Last year, I was an insecure, emotional mess. I was miserable for most of last year, and it was mostly by my own doing. Then, the summer was like a release for me. I was free from my problems. I focused on only myself, I put my wants and needs and thoughts and hopes first before anyone else. And there was no bullshit to deal with. This summer was...MAGICAL for me. Someone recently asked me if I had ever felt like I have been revived. And that is what the summer felt like to me; I laughed so hard all summer, I spent so much time by myself and never longed to be with people; I was simply content to keep my own company.
Now, I feel myself slipping into old ways. Questioning myself and others, becoming tense and depressed. Some days, I'm peppy and happy and just excited. But most days I'm sad or angry and I don't know why. I know that there must be something that triggers these bouts of emotion, but I haven't figured it out yet. I need to figure it out. I feel like a hot mess. And because I'm depressed, I just don't care about my work. I never want to do it, and I just stare at it, knowing that if I fuck up at all this semester or next, I could fuck up my whole college career and also not graduate on time. Yet, I still can't bring myself to care all that much.
In other news, I've been superrrr freaking out about graduation. Real life is on the horizon and its exciting and terrifying at the same time. I'm excited because I want to experience it, but I'm afraid to fail, and I also will be somewhat sad to leave college.
Random note: I plan on writing a book, and everyone is telling me to do so, but I don't know when to start, or from which point in my life. And this craft class I'm taking is giving me serious doubts about my skills as a writer.

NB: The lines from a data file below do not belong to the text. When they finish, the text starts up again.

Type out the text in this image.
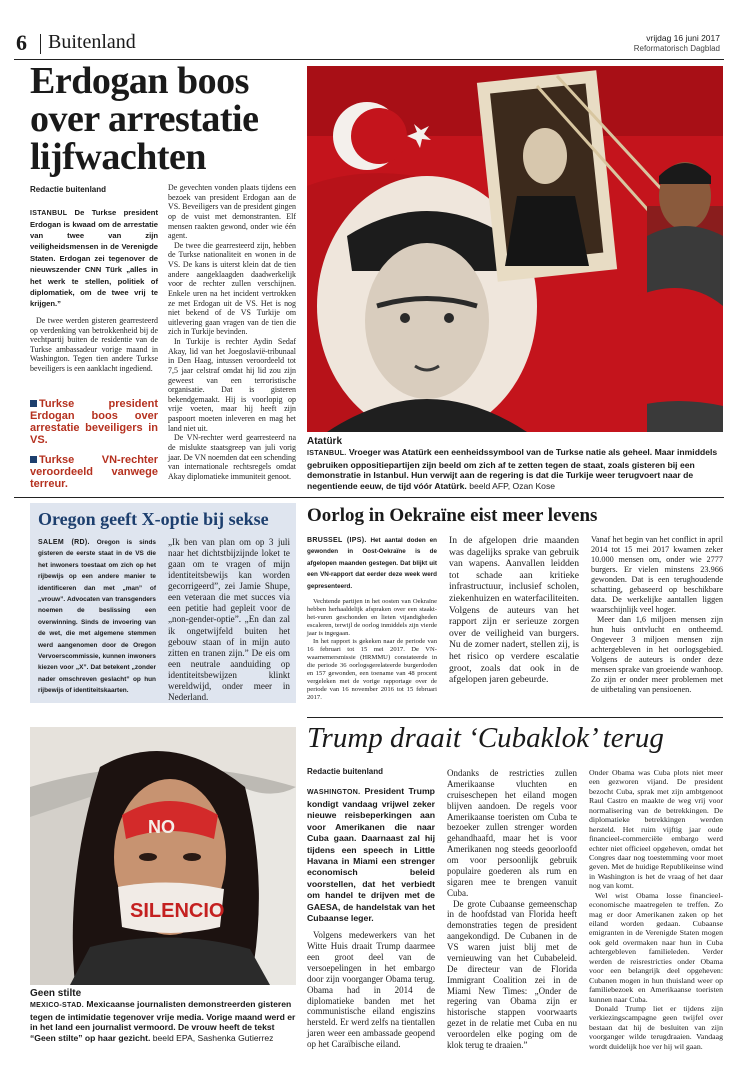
6 Buitenland	vrijdag 16 juni 2017
Reformatorisch Dagblad
Erdogan boos over arrestatie lijfwachten
Redactie buitenland

ISTANBUL De Turkse president Erdogan is kwaad om de arrestatie van twee van zijn veiligheidsmensen in de Verenigde Staten. Erdogan zei tegenover de nieuwszender CNN Türk „alles in het werk te stellen, politiek of diplomatiek, om de twee vrij te krijgen.”

De twee werden gisteren gearresteerd op verdenking van betrokkenheid bij de vechtpartij buiten de residentie van de Turkse ambassadeur vorige maand in Washington. Tegen tien andere Turkse beveiligers is een aanklacht ingediend.

Turkse president Erdogan boos over arrestatie beveiligers in VS.
Turkse VN-rechter veroordeeld vanwege terreur.

De gevechten vonden plaats tijdens een bezoek van president Erdogan aan de VS. Beveiligers van de president gingen op de vuist met demonstranten. Elf mensen raakten gewond, onder wie één agent.

De twee die gearresteerd zijn, hebben de Turkse nationaliteit en wonen in de VS. De kans is uiterst klein dat de tien andere aangeklaagden daadwerkelijk voor de rechter zullen verschijnen. Enkele uren na het incident vertrokken ze met Erdogan uit de VS. Het is nog niet bekend of de VS Turkije om uitlevering gaan vragen van de tien die zich in Turkije bevinden.

In Turkije is rechter Aydin Sedaf Akay, lid van het Joegoslavië-tribunaal in Den Haag, intussen veroordeeld tot 7,5 jaar celstraf omdat hij lid zou zijn geweest van een terroristische organisatie. Dat is gisteren bekendgemaakt. Hij is voorlopig op vrije voeten, maar hij heeft zijn paspoort moeten inleveren en mag het land niet uit.

De VN-rechter werd gearresteerd na de mislukte staatsgreep van juli vorig jaar. De VN noemden dat een schending van internationale rechtsregels omdat Akay diplomatieke immuniteit genoot.

Atatürk
ISTANBUL. Vroeger was Atatürk een eenheidssymbool van de Turkse natie als geheel. Maar inmiddels gebruiken oppositiepartijen zijn beeld om zich af te zetten tegen de staat, zoals gisteren bij een demonstratie in Istanbul. Hun verwijt aan de regering is dat die Turkije weer terugvoert naar de negentiende eeuw, de tijd vóór Atatürk. beeld AFP, Ozan Kose
Oregon geeft X-optie bij sekse

SALEM (RD). Oregon is sinds gisteren de eerste staat in de VS die het inwoners toestaat om zich op het rijbewijs op een andere manier te identificeren dan met „man” of „vrouw”. Advocaten van transgenders noemen de beslissing een overwinning. Sinds de invoering van de wet, die met algemene stemmen werd aangenomen door de Oregon Vervoerscommissie, kunnen inwoners kiezen voor „X”. Dat betekent „zonder nader omschreven geslacht” op hun rijbewijs of identiteitskaarten.

„Ik ben van plan om op 3 juli naar het dichtstbijzijnde loket te gaan om te vragen of mijn identiteitsbewijs kan worden gecorrigeerd”, zei Jamie Shupe, een veteraan die met succes via een petitie had gepleit voor de „non-gender-optie”. „En dan zal ik ongetwijfeld buiten het gebouw staan of in mijn auto zitten en tranen zijn.” De eis om een neutrale aanduiding op identiteitsbewijzen klinkt wereldwijd, onder meer in Nederland.

Oorlog in Oekraïne eist meer levens

BRUSSEL (IPS). Het aantal doden en gewonden in Oost-Oekraïne is de afgelopen maanden gestegen. Dat blijkt uit een VN-rapport dat eerder deze week werd gepresenteerd.

Vechtende partijen in het oosten van Oekraïne hebben herhaaldelijk afspraken over een staakt-het-vuren geschonden en lieten vijandigheden escaleren, terwijl de oorlog inmiddels zijn vierde jaar is ingegaan.

In het rapport is gekeken naar de periode van 16 februari tot 15 mei 2017. De VN-waarnemersmissie (HRMMU) constateerde in die periode 36 oorlogsgerelateerde burgerdoden en 157 gewonden, een toename van 48 procent vergeleken met de vorige rapportage over de periode van 16 november 2016 tot 15 februari 2017.

In de afgelopen drie maanden was dagelijks sprake van gebruik van wapens. Aanvallen leidden tot schade aan kritieke infrastructuur, inclusief scholen, ziekenhuizen en waterfaciliteiten. Volgens de auteurs van het rapport zijn er serieuze zorgen over de veiligheid van burgers. Nu de zomer nadert, stellen zij, is het risico op verdere escalatie groot, zoals dat ook in de afgelopen jaren gebeurde.

Vanaf het begin van het conflict in april 2014 tot 15 mei 2017 kwamen zeker 10.000 mensen om, onder wie 2777 burgers. Er vielen minstens 23.966 gewonden. Dat is een terughoudende schatting, gebaseerd op beschikbare data. De werkelijke aantallen liggen waarschijnlijk veel hoger.

Meer dan 1,6 miljoen mensen zijn hun huis ontvlucht en ontheemd. Ongeveer 3 miljoen mensen zijn achtergebleven in het oorlogsgebied. Volgens de auteurs is onder deze mensen sprake van groeiende wanhoop. Zo zijn er onder meer problemen met de uitbetaling van pensioenen.

NO
SILENCIO
Geen stilte
MEXICO-STAD. Mexicaanse journalisten demonstreerden gisteren tegen de intimidatie tegenover vrije media. Vorige maand werd er in het land een journalist vermoord. De vrouw heeft de tekst “Geen stilte” op haar gezicht. beeld EPA, Sashenka Gutierrez
Trump draait ‘Cubaklok’ terug
Redactie buitenland

WASHINGTON. President Trump kondigt vandaag vrijwel zeker nieuwe reisbeperkingen aan voor Amerikanen die naar Cuba gaan. Daarnaast zal hij tijdens een speech in Little Havana in Miami een strenger economisch beleid voorstellen, dat het verbiedt om handel te drijven met de GAESA, de handelstak van het Cubaanse leger.

Volgens medewerkers van het Witte Huis draait Trump daarmee een groot deel van de versoepelingen in het embargo door zijn voorganger Obama terug. Obama had in 2014 de diplomatieke banden met het communistische eiland engiszins hersteld. Er werd zelfs na tientallen jaren weer een ambassade geopend op het Caraïbische eiland.

Ondanks de restricties zullen Amerikaanse vluchten en cruiseschepen het eiland mogen blijven aandoen. De regels voor Amerikaanse toeristen om Cuba te bezoeker zullen strenger worden gehandhaafd, maar het is voor Amerikanen nog steeds geoorloofd om voor persoonlijk gebruik populaire goederen als rum en sigaren mee te brengen vanuit Cuba.

De grote Cubaanse gemeenschap in de hoofdstad van Florida heeft demonstraties tegen de president aangekondigd. De Cubanen in de VS waren juist blij met de vernieuwing van het Cubabeleid. De directeur van de Florida Immigrant Coalition zei in de Miami New Times: „Onder de regering van Obama zijn er historische stappen voorwaarts gezet in de relatie met Cuba en nu veroordelen elke poging om de klok terug te draaien.”

Onder Obama was Cuba plots niet meer een gezworen vijand. De president bezocht Cuba, sprak met zijn ambtgenoot Raul Castro en maakte de weg vrij voor normalisering van de betrekkingen. De diplomatieke betrekkingen werden hersteld. Het ruim vijftig jaar oude financieel-commerciële embargo werd echter niet officieel opgeheven, omdat het Congres daar nog toestemming voor moet geven. Met de huidige Republikeinse wind in Washington is het de vraag of het daar nog van komt.

Wel wist Obama losse financieel-economische maatregelen te treffen. Zo mag er door Amerikanen zaken op het eiland worden gedaan. Cubaanse emigranten in de Verenigde Staten mogen ook geld overmaken naar hun in Cuba achtergebleven familieleden. Verder werden de reisrestricties onder Obama voor een belangrijk deel opgeheven: Cubanen mogen in hun thuisland weer op familiebezoek en Amerikaanse toeristen kunnen naar Cuba.

Donald Trump liet er tijdens zijn verkiezingscampagne geen twijfel over bestaan dat hij de besluiten van zijn voorganger wilde terugdraaien. Vandaag wordt duidelijk hoe ver hij wil gaan.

I thought I was good, but everything I write, my class tears to pieces and I'm at a loss for words. I feel like the moment I try to do something that involves a class, it starts to suck. When something doesnt have a due date on it, it's so much better. What's weird about this is is that its not as if I spend anymore time on the piece in either scenario. I can't do things in chunks of time. So if I have a short story due for class, then I start it the day or night before, and do it all in one sitting. And thats the same for choosing to write on my own. So how is it that one piece can suck simply because I write it for class, while another piece can be fantastic because I wrote on my own free will? It makes no sense to me.
Anyway...that's enough of my rambling for now...so much going on in my head.